His legendary dunks, such as one he put down against Pacific, still live on YouTube. “Jarvis Basnight steals the ball, goes behind the back, and jumps over the defender for the dunk,” sportscaster Chick Hearn said as he called the action.

The 1987 Rebels were loaded with Mark Wade and Freddie Banks in the backcourt and Armen Gilliam at forward.

That meant the 6-foot-8 Basnight often played center, which is where he was at an advantage because of his ability to run the court.

They were, after all, the Runnin’ Rebels.

“Jarvis just played his butt off, and nobody talks about that,” Hudson said. “That effort was contagious.”

Hudson said Basnight’s smile was also contagious.

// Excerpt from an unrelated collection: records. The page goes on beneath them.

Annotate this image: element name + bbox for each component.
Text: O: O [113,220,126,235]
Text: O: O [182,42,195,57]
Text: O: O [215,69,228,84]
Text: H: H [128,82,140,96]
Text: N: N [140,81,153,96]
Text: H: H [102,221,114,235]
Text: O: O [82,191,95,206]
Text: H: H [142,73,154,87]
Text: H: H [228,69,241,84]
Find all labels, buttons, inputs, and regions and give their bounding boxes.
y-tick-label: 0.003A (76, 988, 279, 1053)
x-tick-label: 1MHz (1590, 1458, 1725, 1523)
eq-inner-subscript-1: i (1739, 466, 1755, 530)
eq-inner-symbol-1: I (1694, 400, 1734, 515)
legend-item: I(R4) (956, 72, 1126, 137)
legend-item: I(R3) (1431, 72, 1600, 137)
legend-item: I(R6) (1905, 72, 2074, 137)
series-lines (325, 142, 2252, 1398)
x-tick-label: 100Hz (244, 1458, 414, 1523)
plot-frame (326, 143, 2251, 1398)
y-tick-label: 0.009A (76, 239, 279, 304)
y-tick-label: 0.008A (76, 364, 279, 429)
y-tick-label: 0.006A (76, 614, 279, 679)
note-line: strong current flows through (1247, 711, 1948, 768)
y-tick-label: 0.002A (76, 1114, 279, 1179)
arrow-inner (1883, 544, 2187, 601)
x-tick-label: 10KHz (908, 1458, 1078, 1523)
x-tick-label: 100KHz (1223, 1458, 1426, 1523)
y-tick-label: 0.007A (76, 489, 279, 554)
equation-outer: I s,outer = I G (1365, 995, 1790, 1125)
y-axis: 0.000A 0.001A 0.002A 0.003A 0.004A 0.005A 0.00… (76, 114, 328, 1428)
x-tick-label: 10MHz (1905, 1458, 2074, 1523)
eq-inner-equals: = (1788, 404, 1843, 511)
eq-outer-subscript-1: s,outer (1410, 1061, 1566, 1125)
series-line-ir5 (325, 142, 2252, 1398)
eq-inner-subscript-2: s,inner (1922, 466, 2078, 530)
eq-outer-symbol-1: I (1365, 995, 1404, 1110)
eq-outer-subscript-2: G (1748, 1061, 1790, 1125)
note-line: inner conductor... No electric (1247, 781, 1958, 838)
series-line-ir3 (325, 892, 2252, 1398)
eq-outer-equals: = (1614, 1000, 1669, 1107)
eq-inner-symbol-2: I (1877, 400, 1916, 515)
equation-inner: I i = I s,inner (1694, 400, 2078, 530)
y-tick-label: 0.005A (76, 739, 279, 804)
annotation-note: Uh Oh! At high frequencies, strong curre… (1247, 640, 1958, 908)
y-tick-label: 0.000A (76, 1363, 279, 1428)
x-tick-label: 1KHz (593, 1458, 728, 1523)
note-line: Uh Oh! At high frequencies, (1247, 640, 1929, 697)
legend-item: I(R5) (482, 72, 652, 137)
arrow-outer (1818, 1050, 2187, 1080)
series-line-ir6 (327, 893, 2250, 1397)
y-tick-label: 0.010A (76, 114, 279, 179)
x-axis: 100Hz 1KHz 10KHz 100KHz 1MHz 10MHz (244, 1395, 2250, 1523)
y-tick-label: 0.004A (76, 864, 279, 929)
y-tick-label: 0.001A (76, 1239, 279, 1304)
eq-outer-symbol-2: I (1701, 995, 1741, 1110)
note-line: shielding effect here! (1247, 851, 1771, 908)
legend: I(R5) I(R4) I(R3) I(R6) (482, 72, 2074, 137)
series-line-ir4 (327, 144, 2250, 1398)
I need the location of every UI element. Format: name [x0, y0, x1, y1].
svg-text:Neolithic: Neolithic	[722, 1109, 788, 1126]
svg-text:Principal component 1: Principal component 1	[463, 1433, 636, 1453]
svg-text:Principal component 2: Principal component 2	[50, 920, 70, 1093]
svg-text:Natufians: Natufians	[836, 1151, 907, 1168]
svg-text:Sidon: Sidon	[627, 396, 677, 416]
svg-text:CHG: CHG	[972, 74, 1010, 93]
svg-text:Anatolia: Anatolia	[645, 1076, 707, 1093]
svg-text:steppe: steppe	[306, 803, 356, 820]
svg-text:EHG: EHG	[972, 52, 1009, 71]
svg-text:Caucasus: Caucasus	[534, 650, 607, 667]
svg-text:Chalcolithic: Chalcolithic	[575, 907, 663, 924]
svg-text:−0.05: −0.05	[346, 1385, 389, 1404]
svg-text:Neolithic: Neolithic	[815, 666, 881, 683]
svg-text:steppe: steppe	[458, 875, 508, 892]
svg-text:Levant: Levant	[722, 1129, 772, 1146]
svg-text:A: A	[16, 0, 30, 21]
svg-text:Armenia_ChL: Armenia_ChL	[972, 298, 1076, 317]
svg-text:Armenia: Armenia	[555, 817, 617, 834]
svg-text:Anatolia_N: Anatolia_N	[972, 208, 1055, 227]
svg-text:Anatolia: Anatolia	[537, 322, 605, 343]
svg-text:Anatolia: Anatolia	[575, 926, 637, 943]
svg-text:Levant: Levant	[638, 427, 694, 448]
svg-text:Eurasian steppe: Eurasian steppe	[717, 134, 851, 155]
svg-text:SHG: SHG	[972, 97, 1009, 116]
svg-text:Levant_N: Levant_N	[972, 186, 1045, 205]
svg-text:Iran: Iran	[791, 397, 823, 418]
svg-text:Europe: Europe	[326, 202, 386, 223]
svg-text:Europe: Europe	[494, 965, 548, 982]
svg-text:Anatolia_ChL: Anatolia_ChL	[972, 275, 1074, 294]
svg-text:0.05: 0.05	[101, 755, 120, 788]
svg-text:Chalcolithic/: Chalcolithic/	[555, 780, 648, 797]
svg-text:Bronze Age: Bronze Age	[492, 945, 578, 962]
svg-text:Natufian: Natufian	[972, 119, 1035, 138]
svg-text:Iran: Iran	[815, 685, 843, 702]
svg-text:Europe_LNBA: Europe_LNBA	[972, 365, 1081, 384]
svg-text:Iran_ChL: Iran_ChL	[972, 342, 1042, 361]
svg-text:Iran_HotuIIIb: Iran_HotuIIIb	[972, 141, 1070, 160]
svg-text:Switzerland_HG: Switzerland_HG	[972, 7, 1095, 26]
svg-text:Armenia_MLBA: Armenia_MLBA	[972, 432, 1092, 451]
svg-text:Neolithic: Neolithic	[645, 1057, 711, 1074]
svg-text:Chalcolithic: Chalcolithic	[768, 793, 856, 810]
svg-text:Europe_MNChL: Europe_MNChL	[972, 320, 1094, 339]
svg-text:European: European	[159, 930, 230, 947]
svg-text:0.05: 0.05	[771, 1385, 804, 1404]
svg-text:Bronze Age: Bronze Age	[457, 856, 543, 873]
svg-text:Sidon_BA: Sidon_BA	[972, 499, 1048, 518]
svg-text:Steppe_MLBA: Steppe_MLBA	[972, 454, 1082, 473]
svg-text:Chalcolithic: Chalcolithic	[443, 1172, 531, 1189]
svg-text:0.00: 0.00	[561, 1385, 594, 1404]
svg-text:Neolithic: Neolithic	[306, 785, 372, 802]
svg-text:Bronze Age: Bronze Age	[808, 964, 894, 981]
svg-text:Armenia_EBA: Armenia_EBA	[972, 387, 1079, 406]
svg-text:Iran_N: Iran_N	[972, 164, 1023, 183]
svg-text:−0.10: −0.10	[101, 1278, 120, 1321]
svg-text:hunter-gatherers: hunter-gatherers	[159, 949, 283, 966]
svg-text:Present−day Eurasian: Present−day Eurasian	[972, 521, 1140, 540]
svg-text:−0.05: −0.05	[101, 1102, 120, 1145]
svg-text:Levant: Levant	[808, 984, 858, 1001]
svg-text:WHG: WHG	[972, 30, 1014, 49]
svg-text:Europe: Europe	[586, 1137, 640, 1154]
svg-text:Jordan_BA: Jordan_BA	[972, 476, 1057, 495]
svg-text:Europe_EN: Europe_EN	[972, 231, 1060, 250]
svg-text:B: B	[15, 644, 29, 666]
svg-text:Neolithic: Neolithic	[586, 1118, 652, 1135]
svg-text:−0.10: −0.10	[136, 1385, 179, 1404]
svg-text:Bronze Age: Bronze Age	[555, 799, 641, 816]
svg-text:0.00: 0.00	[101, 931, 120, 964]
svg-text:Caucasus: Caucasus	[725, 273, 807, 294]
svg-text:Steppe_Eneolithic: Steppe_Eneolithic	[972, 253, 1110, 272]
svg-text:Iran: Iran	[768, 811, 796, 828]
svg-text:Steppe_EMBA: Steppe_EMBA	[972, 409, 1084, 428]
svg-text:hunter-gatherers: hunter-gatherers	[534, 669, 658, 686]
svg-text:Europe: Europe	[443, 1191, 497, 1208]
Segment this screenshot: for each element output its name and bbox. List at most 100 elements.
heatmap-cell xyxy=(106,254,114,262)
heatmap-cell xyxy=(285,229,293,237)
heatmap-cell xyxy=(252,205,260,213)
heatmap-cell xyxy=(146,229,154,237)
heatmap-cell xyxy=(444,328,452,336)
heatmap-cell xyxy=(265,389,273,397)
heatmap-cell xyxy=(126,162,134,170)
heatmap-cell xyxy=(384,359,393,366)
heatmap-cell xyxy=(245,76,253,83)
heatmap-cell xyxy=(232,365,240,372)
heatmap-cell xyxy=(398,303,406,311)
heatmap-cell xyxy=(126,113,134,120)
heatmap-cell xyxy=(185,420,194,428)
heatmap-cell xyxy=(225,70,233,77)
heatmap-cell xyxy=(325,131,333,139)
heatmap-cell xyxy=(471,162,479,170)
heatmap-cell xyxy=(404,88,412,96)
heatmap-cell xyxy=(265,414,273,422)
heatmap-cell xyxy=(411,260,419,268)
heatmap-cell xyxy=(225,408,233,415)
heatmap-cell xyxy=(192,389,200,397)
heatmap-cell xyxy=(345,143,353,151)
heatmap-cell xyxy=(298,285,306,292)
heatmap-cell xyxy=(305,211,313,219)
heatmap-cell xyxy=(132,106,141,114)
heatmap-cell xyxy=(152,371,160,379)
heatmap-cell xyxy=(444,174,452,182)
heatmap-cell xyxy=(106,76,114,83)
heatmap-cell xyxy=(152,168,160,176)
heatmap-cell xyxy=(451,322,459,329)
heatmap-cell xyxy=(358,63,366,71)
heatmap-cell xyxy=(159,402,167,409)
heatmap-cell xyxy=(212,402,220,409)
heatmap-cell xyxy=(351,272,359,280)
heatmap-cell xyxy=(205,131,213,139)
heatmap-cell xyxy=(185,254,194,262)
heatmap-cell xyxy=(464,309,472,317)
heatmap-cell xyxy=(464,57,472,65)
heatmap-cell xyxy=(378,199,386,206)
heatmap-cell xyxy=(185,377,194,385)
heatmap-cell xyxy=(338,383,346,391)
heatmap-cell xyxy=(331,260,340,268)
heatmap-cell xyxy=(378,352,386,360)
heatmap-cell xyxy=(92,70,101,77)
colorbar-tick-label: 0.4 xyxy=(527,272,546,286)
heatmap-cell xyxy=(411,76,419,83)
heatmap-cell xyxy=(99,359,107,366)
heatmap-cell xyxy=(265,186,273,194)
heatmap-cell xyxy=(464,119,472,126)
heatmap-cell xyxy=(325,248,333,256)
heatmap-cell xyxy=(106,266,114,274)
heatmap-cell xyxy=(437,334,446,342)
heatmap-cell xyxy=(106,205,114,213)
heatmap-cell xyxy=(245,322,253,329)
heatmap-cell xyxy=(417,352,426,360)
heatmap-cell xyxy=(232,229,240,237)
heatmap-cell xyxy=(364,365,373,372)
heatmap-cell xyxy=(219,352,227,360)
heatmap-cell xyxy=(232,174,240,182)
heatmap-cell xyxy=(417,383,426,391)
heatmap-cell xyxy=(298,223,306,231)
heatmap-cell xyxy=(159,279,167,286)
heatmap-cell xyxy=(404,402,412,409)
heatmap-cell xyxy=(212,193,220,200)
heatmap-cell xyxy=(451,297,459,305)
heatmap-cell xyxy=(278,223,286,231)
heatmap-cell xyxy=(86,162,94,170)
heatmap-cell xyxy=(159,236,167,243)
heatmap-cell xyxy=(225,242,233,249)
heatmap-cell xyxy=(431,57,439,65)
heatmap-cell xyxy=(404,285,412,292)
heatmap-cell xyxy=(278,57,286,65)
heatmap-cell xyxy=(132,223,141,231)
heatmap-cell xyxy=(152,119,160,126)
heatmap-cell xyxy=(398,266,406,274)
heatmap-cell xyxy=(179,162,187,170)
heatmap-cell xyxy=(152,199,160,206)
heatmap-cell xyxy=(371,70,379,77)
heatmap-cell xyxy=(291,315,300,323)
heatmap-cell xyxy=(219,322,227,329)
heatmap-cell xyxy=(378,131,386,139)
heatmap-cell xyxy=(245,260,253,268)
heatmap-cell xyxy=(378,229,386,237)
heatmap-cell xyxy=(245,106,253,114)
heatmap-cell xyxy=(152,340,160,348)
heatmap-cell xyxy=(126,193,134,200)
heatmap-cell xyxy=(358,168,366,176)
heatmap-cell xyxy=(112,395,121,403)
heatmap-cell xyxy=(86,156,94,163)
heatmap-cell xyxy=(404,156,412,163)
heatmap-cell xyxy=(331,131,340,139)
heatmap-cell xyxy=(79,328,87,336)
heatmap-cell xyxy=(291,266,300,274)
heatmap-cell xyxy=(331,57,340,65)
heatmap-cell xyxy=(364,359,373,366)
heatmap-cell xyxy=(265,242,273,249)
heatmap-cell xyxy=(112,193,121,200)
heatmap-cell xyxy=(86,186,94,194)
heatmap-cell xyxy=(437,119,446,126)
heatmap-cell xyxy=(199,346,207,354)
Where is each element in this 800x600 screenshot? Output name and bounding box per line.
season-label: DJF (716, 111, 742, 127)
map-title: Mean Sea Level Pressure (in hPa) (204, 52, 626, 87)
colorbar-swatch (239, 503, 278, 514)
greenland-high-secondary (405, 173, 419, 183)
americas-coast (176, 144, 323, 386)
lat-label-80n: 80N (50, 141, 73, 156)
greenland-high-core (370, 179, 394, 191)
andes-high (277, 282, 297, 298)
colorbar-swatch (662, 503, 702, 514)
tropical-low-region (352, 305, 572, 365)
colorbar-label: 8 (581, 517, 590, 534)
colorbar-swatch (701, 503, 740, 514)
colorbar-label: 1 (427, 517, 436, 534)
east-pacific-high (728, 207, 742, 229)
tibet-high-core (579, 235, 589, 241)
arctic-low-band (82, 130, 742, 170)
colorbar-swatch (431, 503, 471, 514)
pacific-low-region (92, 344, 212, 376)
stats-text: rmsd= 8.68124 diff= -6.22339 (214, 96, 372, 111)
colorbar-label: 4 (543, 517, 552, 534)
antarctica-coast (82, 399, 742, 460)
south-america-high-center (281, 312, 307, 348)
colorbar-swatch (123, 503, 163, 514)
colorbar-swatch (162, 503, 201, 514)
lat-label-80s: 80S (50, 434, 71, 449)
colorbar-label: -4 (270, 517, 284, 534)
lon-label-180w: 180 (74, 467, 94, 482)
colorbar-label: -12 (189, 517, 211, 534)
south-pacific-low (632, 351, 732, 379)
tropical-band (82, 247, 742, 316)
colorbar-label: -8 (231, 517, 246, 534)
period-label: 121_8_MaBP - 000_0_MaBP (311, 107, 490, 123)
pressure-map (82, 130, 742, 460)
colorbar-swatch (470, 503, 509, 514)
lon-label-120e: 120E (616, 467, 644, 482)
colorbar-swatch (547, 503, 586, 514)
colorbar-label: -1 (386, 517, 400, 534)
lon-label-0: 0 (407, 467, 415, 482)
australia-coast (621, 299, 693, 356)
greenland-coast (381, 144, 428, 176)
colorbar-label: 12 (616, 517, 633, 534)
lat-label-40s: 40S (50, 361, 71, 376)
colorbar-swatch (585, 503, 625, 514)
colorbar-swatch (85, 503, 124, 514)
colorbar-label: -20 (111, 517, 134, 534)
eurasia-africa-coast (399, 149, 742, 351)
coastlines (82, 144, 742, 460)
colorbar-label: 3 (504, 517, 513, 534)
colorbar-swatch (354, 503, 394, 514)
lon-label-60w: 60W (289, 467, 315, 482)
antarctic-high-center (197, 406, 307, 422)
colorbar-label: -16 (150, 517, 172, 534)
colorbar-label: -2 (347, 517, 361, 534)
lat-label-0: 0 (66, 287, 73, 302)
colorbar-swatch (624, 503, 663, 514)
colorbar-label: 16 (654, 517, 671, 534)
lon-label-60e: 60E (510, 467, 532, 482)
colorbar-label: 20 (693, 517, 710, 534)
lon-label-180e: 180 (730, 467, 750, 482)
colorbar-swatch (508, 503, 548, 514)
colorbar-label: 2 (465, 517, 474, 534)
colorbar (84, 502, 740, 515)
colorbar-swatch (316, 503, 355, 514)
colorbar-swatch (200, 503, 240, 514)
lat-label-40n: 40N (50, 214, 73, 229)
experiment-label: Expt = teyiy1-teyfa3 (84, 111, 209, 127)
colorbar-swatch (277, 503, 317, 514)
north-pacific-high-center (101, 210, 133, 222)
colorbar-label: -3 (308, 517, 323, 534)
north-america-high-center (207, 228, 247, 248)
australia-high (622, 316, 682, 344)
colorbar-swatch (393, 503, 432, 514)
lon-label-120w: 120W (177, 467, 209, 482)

The men frequently exchanged text messages. Basnight always ended the communications with “33 and 44 for life,” Hudson said as tears welled up in his eyes.

“I just got off the phone with his daughter. That was hard,” he said.

Being a Rebel means always being there when your UNLV brother needs to be lifted up, Hudson said. A group of 1987 players — Banks, Wade and Leon Symanski — spent time together Monday morning to share stories of their friend.

They finished with a 37-2 record, losing in the Final Four 92-87 to eventual champion Indiana.

“We genuinely love each other to this day,” Hudson said. “We have an unbreakable bond.”